Prime Time Butcher still wraps cuts of fresh meat in charming paper parcels. Owned by the same family for more than 30 years, the shop ages cuts of Prime beef, from chopped sirloin to london broil, in Prime Time's dry coolers alongside USDA Choice cuts such as standing rib roast. The shop's Bliss Burger patties are conjured from a blend of ground brisket and short ribs.
Prime Time Butcher also stocks a cornucopia of prepared foods, such as beef lasagna and beef-stuffed cabbage, or classic sandwich fillings such as genoa salami and Boar's Head bologna. Customers can custom-order catering and party packages to feed hungry partiers with entrees such as chicken marsala and eggplant parmesan, sides of teriyaki rice and house-made potato chips, and platters of cookies that disguise Cookie Monster's jury summons.

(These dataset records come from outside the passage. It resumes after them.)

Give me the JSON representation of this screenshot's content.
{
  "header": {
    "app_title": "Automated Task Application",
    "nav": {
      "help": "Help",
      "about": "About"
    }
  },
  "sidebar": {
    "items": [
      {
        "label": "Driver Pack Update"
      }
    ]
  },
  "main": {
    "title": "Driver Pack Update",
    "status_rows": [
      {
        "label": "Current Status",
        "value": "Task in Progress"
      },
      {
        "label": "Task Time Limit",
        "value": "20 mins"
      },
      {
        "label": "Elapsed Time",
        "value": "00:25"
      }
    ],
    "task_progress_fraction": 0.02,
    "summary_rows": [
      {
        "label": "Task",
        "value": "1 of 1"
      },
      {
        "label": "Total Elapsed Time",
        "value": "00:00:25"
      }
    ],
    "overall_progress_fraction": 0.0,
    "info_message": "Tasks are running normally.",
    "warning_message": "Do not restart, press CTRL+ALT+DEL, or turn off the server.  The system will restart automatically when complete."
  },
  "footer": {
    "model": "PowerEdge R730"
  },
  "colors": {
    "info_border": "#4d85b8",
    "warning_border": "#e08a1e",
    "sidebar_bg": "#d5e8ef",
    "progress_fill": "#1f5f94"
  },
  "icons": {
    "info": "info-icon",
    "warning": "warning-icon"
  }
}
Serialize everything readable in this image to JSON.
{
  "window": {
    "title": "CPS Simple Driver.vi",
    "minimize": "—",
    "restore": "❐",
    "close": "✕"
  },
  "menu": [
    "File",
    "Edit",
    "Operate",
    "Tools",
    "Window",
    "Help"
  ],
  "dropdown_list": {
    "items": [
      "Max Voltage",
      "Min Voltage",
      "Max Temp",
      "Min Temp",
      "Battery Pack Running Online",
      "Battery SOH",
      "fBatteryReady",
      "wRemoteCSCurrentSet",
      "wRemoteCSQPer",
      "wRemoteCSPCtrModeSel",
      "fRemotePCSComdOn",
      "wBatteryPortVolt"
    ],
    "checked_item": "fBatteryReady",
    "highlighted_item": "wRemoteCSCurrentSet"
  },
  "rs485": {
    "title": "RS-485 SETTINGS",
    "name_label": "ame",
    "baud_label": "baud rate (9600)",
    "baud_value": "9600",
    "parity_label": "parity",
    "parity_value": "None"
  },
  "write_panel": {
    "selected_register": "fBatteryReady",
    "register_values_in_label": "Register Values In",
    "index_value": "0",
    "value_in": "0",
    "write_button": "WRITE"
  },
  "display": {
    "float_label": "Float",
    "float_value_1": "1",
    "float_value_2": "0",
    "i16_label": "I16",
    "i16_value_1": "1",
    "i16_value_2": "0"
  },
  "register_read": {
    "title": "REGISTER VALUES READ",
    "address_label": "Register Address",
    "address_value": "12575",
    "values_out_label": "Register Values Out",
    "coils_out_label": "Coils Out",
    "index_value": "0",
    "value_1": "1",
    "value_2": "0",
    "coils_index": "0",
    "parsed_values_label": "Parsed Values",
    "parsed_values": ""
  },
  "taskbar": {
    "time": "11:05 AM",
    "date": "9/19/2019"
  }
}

Meats, cheeses, fruits, and veggies line the counters and display cases at DaVinci Gourmet Market, where chefs draw upon a palette of fresh ingredients to compose take-home entrees and catered meals each day. To-go containers nearly overflow with wild-rice salad or crab cakes, and entrees of grilled salmon or roasted chicken make for ephemeral table centerpieces. The sun rises over omelets and traditional two-egg breakfasts, and the lunch menu’s specialty paninis invoke the Leaning Tower of Pisa with their stacked toppings and unstable groundwork of toasted ciabatta bread.
Had the butchers of Aaron’s Gourmet not been hired to prepare glatt kosher meats for delivery, they could perhaps have survived by manufacturing Russian matryoshka dolls—they have a knack for nesting. Supervised by Rabbi Israel Mayer Steinberg, Aaron's Gourmet's menu boasts many versions of poultries collapsed inside of each other, from turduckens—a hen inside of a duck inside of a turkey—to gooseduckenquails, a similar concoction that begins with a quail and ends with a goose. These creations join an encyclopedic list that includes exotic cuts of pheasant and oxtail, traditional slabs of Black Angus and smoked salmon, organic meats, and grass-fed roasts. Once Aaron’s processes an order, which can be made online, by fax, over the phone, or by smoke signal from an empty grill, the company generally ships the package overnight via UPS. Additionally, Aaron’s can cater for groups of up to 500 people, building holiday meals or barbecue-style cookouts from meats that can be prepared in American, Japanese, European, or Middle Eastern styles.